ALERT SUMMARY
T1566 – Phishing
T1204 – User Execution
WHO:
Internal endpoint 172.16.17.49.
Malicious external domain mogagrocol.ru.
WHAT:
User attempted to access a known malicious phishing URL.
Initial outbound connection was allowed, followed by a blocked attempt by the firewall.
WHEN:
Mar 22, 2021 at 09:23 PM.
WHERE:
Outbound web traffic from 172.16.17.49 to mogagrocol.ru via proxy/firewall.
WHY:
User likely clicked a phishing link, resulting in outbound connection attempt to known malicious infrastructure.
HOW:
HTTP/HTTPS request initiated from endpoint.
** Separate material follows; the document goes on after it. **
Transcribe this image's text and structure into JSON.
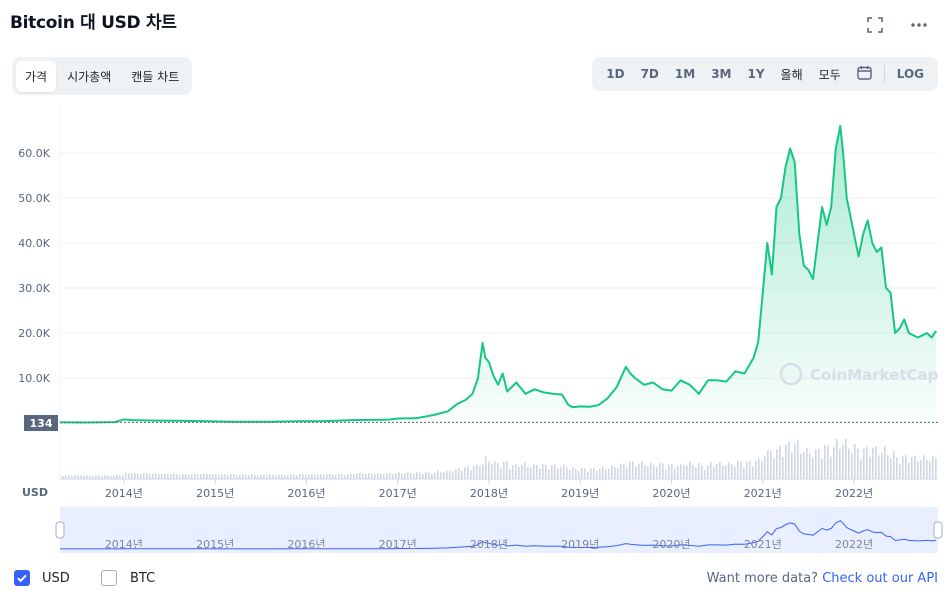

First connection allowed before firewall enforcement blocked subsequent traffic.
IMPACT:
Partial exposure confirmed.
Endpoint considered potentially compromised due to successful initial connection.
Risk of payload delivery, credential harvesting, or drive-by compromise.
ACTION TAKEN:
Escalated to L2 / Incident Response.
Recommended:
Perform EDR review on endpoint
Run malware scan
Check browser history and download artifacts
Reset user credentials if necessary
Block domain and related IoCs at firewall/proxy
OUTCOME:
True Positive – phishing URL accessed with partial network exposure.